Objet composite constitué d’un ostensoir associé à un pied de croix. Ce dernier est décoré de quatre scènes : la Flagellation, la Résurrection, la Descente aux limbes et le Jugement dernier. La qualité de ces gravures qui s’inspirent en partie de l'enluminure situe cette pièce d'orfèvrerie parmi les plus importantes de l'époque de Philippe Le Bel.

 

09 Gémellions, XIIIe siècle

Cuivre champlevé, gravé, ciselé, émaillé et doré. Bassins utilisés par les prêtres pour les ablutions.

 

10 Vierge à l'Enfant, fin Xllle siècle

Âme de bois revêtue de plaques d'argent au repoussé. La Vierge, assise sur un trône, tient l'Enfant Jésus bénissant sur son genou gauche. Sur les épaules de la Vierge, des écussons émaillés portent des armoiries seigneuriales non identifiées, celles des donateurs probablement.

 

11 Triptyque , 2e moitié XIIIe siècle

Âme de bois revêtue de feuilles d’argent. Sur les trois volets, les logettes à reliques sont accompagnées du nom du saint correspondant : saint Géraud d'Aurillac, saint Priest de Clermont.

 

12 Bras-reliquaire de Saint-Georges, fin XIIIe siècle

Âme de bois revêtue de feuilles d'argent en partie dorées. Derrière la petite porte faite d’une plaque filigranée et garnie de cabochons, se trouve une relique du bras de saint Georges, moine de Conques devenu évêque de Lodève en 877. L'élégance de cette main droite bénissante est remarquable.

 

La vitrine consacrée au culte de sainte Foy

13 Coffre reliquaire de sainte Foy, début XIIe siècle

En cuir clouté d'argent sur une âme de bois, il est orné de médaillons d'émail champlevé sur cuivre doré présentant des oiseaux fantastiques ou des monstres. Une inscription gravée sur la tranche de l'un des médaillons permet de le dater de l’abbatiat de Boniface (v. 1110-1130). Il renferme des ossements appartenant à un même corps, celui d'une adolescente de douze ou treize ans, l'âge de sainte Foy au moment de son martyre, selon la tradition.

Caché dans un mur derrière le maître-autel de l’abbatiale à l’époque des guerres de Religion, on avait perdu la trace de ce coffre jusqu'à sa découverte fortuite trois siècles plus tard, en 1876. Il se trouvait alors en piteux état et des restaurations importantes y furent réalisées alors par l'orfèvre parisien Poussielgue-Rusand.
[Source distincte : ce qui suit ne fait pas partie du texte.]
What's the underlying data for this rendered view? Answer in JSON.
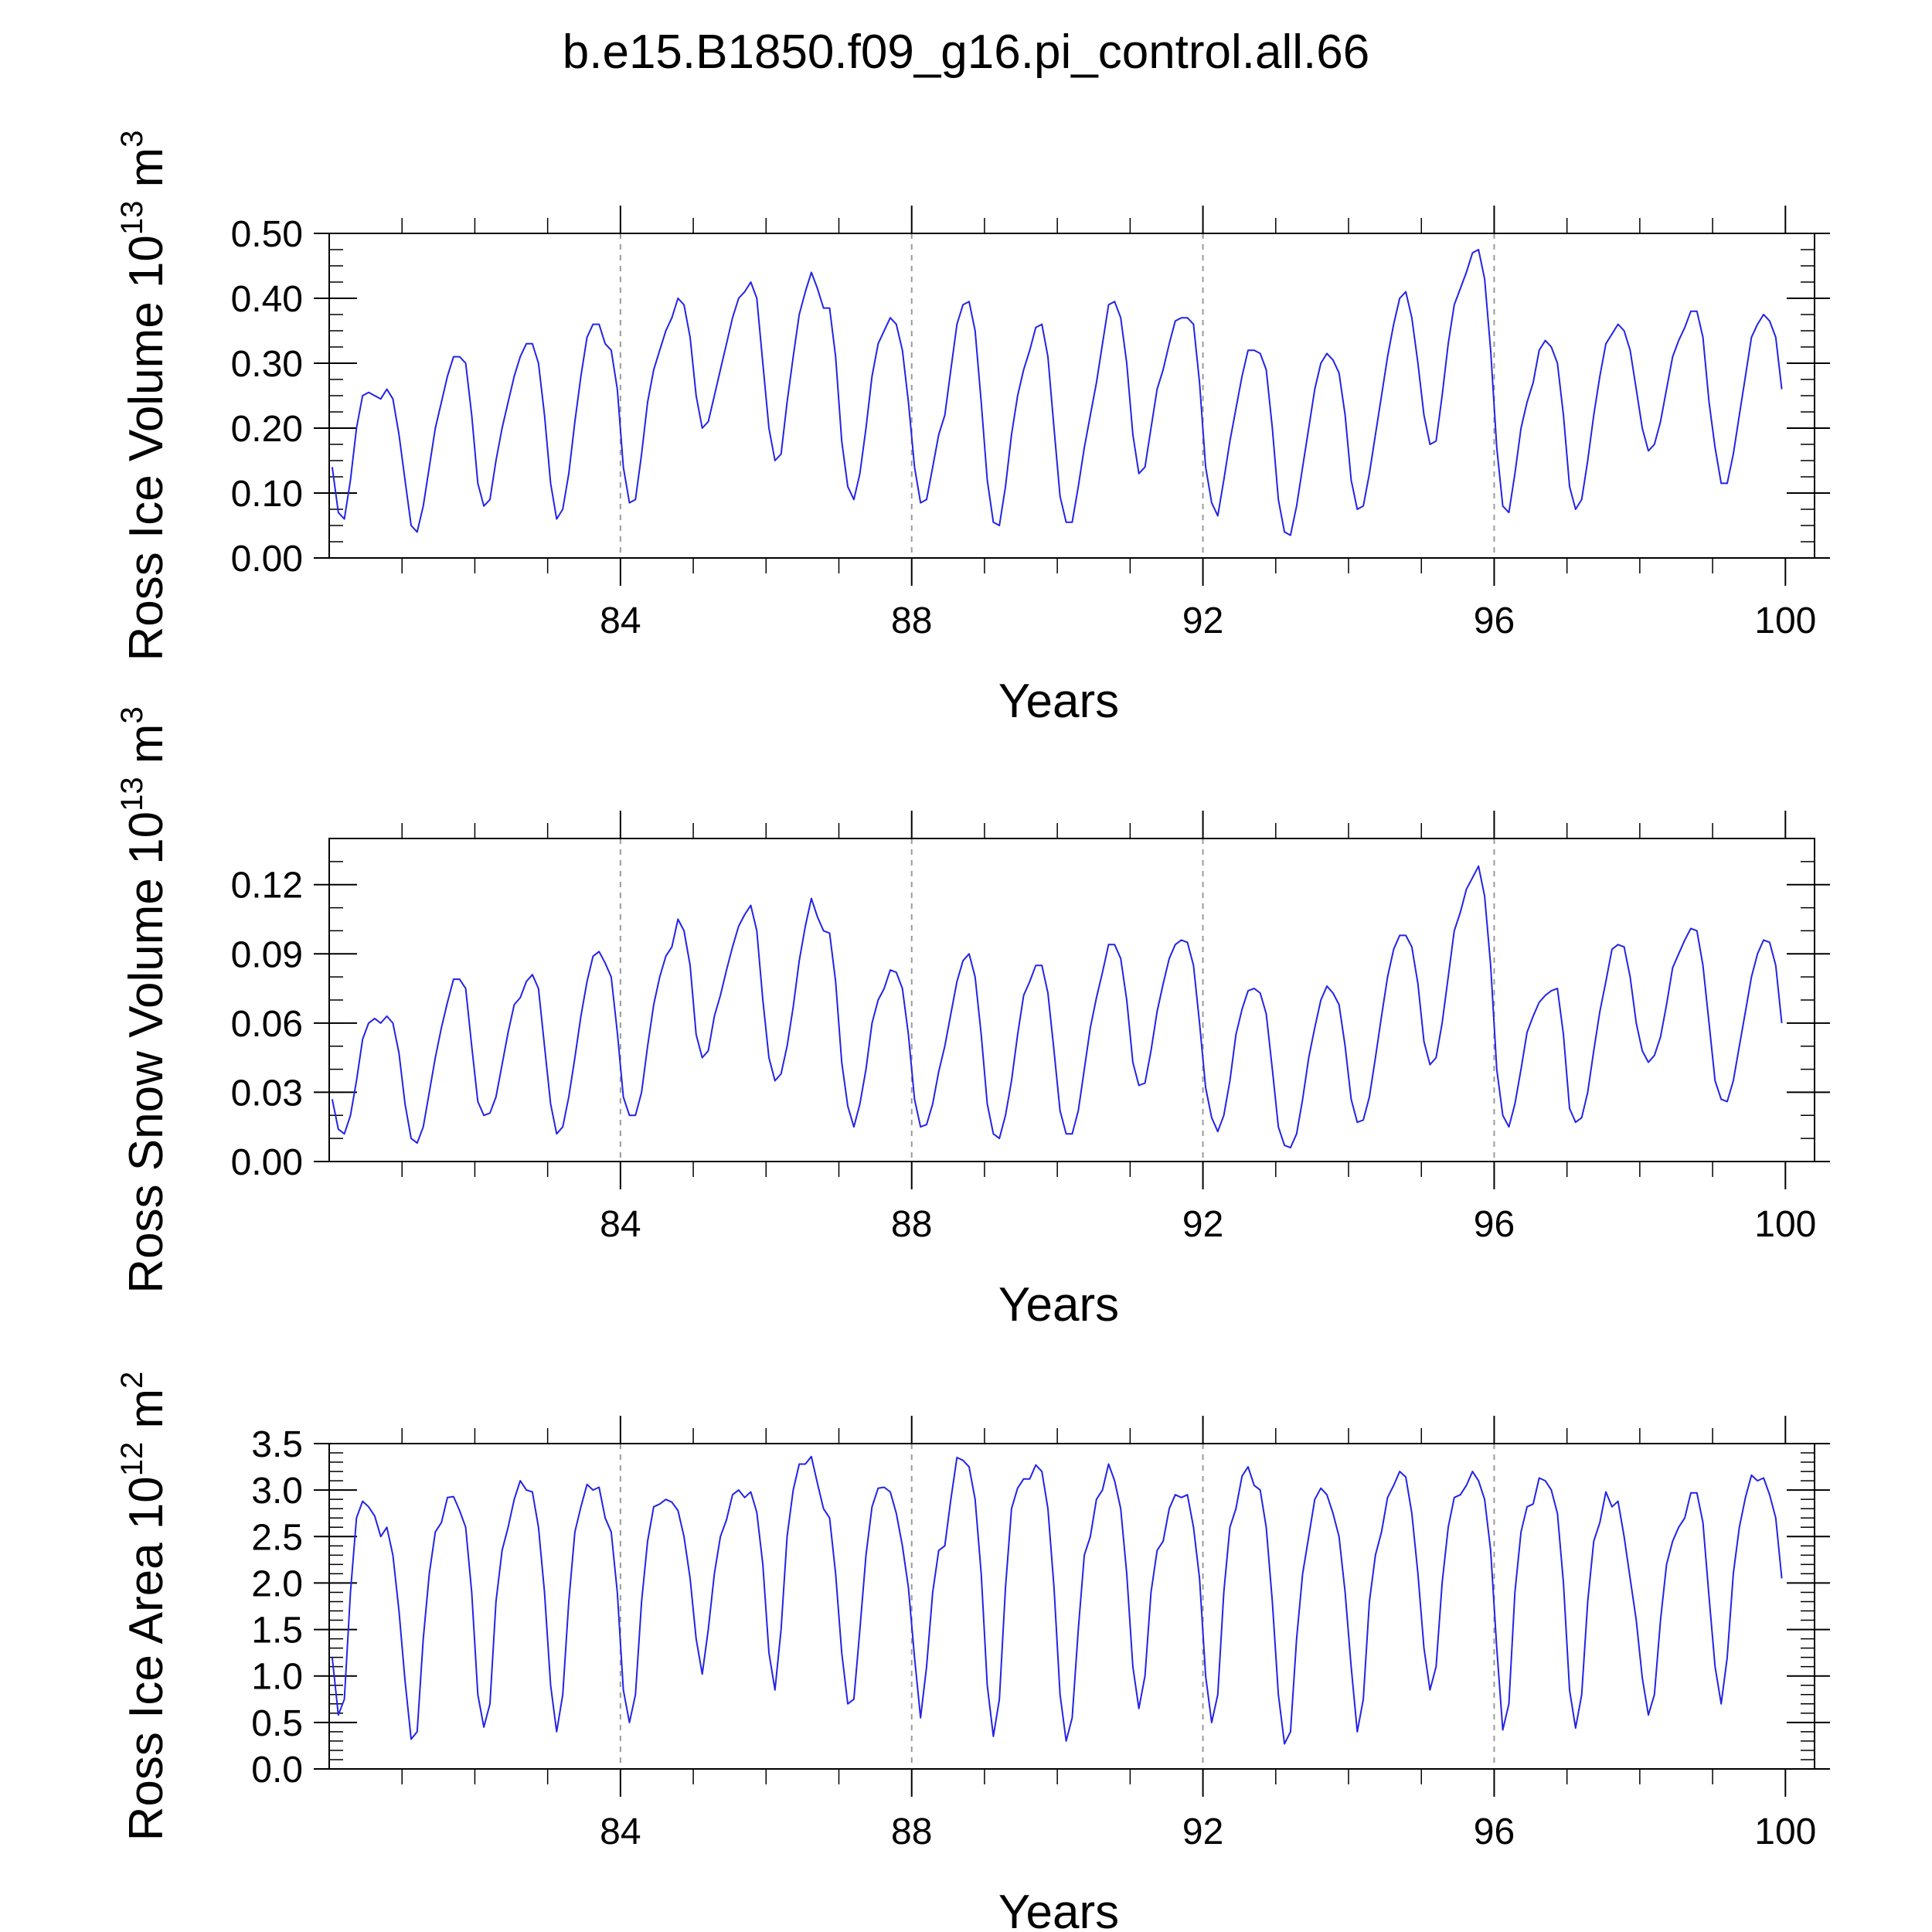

Et c’est à ce dernier que l'évêque de Rodez, Mgr. Bourret, commanda la châsse vitrée en bronze doré où le coffre roman est exposé. Divers objets accompagnaient le coffre dans sa cache dont des fragments d’un petit vase en cristal de roche en provenance de l’Égypte fatimide (X-XIe siècle) 14. 15 Le reliquaire doté d'un tube horizontal en cristal, aujourd’hui vide, qui était destiné à présenter un voile de soie damassée du XIIe siècle, est aussi l’œuvre de Poussielgue-Rusand.
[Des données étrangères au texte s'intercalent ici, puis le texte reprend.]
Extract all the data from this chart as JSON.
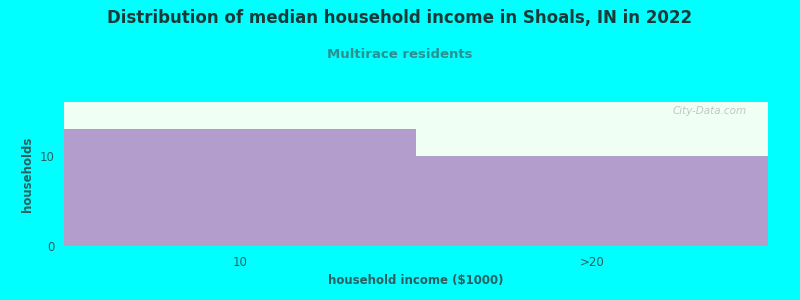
{
  "title": "Distribution of median household income in Shoals, IN in 2022",
  "subtitle": "Multirace residents",
  "xlabel": "household income ($1000)",
  "ylabel": "households",
  "categories": [
    "10",
    ">20"
  ],
  "values": [
    13,
    10
  ],
  "bar_color": "#b39dcc",
  "background_color": "#00ffff",
  "plot_bg_color": "#f0fff4",
  "title_color": "#1a3a3a",
  "subtitle_color": "#2a9090",
  "xlabel_color": "#2a6060",
  "ylabel_color": "#2a6060",
  "tick_color": "#2a6060",
  "ylim": [
    0,
    16
  ],
  "yticks": [
    0,
    10
  ],
  "title_fontsize": 12,
  "subtitle_fontsize": 9.5,
  "label_fontsize": 8.5,
  "watermark_text": "City-Data.com",
  "figsize": [
    8.0,
    3.0
  ],
  "dpi": 100
}
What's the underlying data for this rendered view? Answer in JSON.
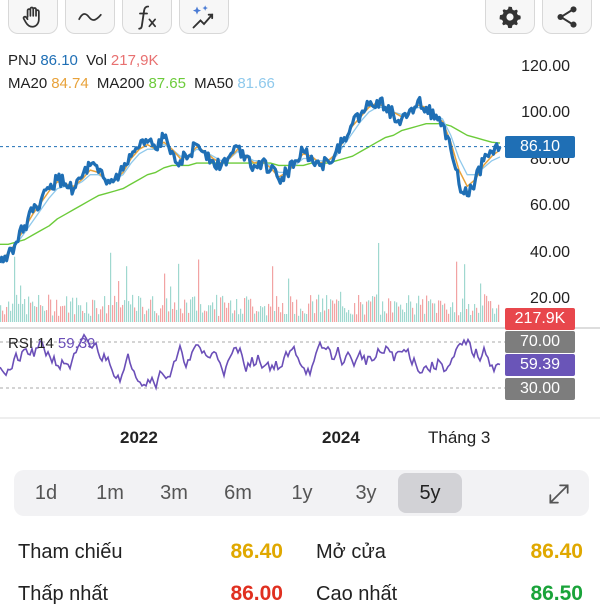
{
  "toolbar": {
    "buttons": [
      {
        "name": "hand-icon"
      },
      {
        "name": "wave-icon"
      },
      {
        "name": "function-icon"
      },
      {
        "name": "magic-trend-icon"
      },
      {
        "name": "gear-icon"
      },
      {
        "name": "share-icon"
      }
    ]
  },
  "legend": {
    "symbol": "PNJ",
    "price": "86.10",
    "vol_label": "Vol",
    "vol_value": "217,9K",
    "ma20_label": "MA20",
    "ma20_value": "84.74",
    "ma200_label": "MA200",
    "ma200_value": "87.65",
    "ma50_label": "MA50",
    "ma50_value": "81.66",
    "rsi_label": "RSI 14",
    "rsi_value": "59.39"
  },
  "colors": {
    "price": "#1f6fb5",
    "vol": "#e87070",
    "ma20": "#e8a23a",
    "ma200": "#6ccb3a",
    "ma50": "#8fc9ec",
    "rsi": "#6b4fb8",
    "vol_tag": "#e8474c",
    "rsi_tag": "#6a55b8",
    "rsi_level_tag": "#7d7d7d",
    "ref": "#e0a800",
    "low": "#e03020",
    "high": "#1aa33a"
  },
  "chart_data": {
    "type": "line",
    "ylim": [
      20,
      120
    ],
    "yticks": [
      "120.00",
      "100.00",
      "80.00",
      "60.00",
      "40.00",
      "20.00"
    ],
    "xticks": [
      "2022",
      "2024",
      "Tháng 3"
    ],
    "current_price": 86.1,
    "current_price_label": "86.10",
    "volume_label": "217.9K",
    "rsi_levels": [
      "70.00",
      "30.00"
    ],
    "rsi_current_label": "59.39",
    "grid": false,
    "series": [
      {
        "name": "PNJ",
        "values": [
          36,
          40,
          45,
          52,
          58,
          63,
          68,
          72,
          70,
          68,
          73,
          78,
          75,
          70,
          72,
          76,
          82,
          86,
          88,
          85,
          90,
          84,
          80,
          82,
          87,
          84,
          80,
          78,
          82,
          86,
          82,
          78,
          80,
          76,
          72,
          75,
          80,
          84,
          82,
          78,
          80,
          84,
          90,
          96,
          100,
          104,
          106,
          103,
          100,
          98,
          102,
          106,
          103,
          98,
          96,
          85,
          70,
          65,
          72,
          80,
          84,
          86
        ]
      },
      {
        "name": "MA20",
        "values": [
          37,
          40,
          45,
          51,
          57,
          62,
          67,
          71,
          70,
          69,
          72,
          76,
          75,
          71,
          72,
          75,
          81,
          85,
          87,
          85,
          88,
          85,
          81,
          82,
          86,
          84,
          81,
          79,
          81,
          85,
          82,
          79,
          80,
          77,
          73,
          75,
          79,
          83,
          82,
          79,
          80,
          83,
          89,
          95,
          99,
          103,
          105,
          103,
          101,
          99,
          101,
          104,
          103,
          99,
          97,
          88,
          76,
          69,
          72,
          78,
          82,
          84.74
        ]
      },
      {
        "name": "MA50",
        "values": [
          38,
          40,
          44,
          49,
          54,
          59,
          64,
          68,
          69,
          69,
          71,
          74,
          74,
          72,
          72,
          74,
          79,
          83,
          85,
          85,
          87,
          85,
          82,
          82,
          85,
          84,
          82,
          80,
          81,
          84,
          82,
          80,
          80,
          78,
          75,
          75,
          78,
          81,
          81,
          80,
          80,
          82,
          87,
          92,
          97,
          101,
          103,
          103,
          101,
          100,
          101,
          103,
          102,
          100,
          98,
          91,
          81,
          74,
          74,
          77,
          80,
          81.66
        ]
      },
      {
        "name": "MA200",
        "values": [
          44,
          44,
          45,
          46,
          48,
          50,
          52,
          55,
          57,
          59,
          61,
          63,
          65,
          66,
          67,
          68,
          70,
          72,
          74,
          75,
          77,
          78,
          78,
          78,
          79,
          79,
          79,
          79,
          79,
          79,
          79,
          79,
          79,
          79,
          78,
          78,
          78,
          78,
          79,
          79,
          79,
          80,
          81,
          82,
          84,
          86,
          88,
          90,
          91,
          93,
          94,
          95,
          96,
          96,
          96,
          95,
          93,
          91,
          90,
          89,
          88,
          87.65
        ]
      }
    ]
  },
  "ranges": [
    {
      "label": "1d",
      "active": false
    },
    {
      "label": "1m",
      "active": false
    },
    {
      "label": "3m",
      "active": false
    },
    {
      "label": "6m",
      "active": false
    },
    {
      "label": "1y",
      "active": false
    },
    {
      "label": "3y",
      "active": false
    },
    {
      "label": "5y",
      "active": true
    }
  ],
  "info": {
    "ref_label": "Tham chiếu",
    "ref_value": "86.40",
    "open_label": "Mở cửa",
    "open_value": "86.40",
    "low_label": "Thấp nhất",
    "low_value": "86.00",
    "high_label": "Cao nhất",
    "high_value": "86.50"
  }
}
16 Livre des miracles de sainte Foy, milieu XIe siècle

Manuscrit sur parchemin.

Dans un monde tout imprégné de surnaturel et de merveilleux, l”homme du Moyen Age avait une foi inébranlable dans les miracles. Les récits des prodiges attribués aux saints ou à la Vierge se sont multipliés aux XIe et XIIe siècles, attirant les pèlerins vers les grands sanctuaires détenteurs de reliques, comme Notre-Dame de Rocamadour ou Sainte-Foy de Conques.

Le culte de la sainte patronne de Conques se diffusa au loin après l’An Mil grâce en particulier au « Livre des miracles de sainte Foy » (Liber miraculorum sancte Fidis) , rédigé par un clerc lettré, Bernard maître de l’école épiscopale d'Angers, qui séjourna à deux reprises à Conques au début du XIe siècle. Son œuvre fut continuée par un moine conquois anonyme vers 1050. Ces récits représentent aujourd’hui pour les historiens une inestimable mine de renseignements.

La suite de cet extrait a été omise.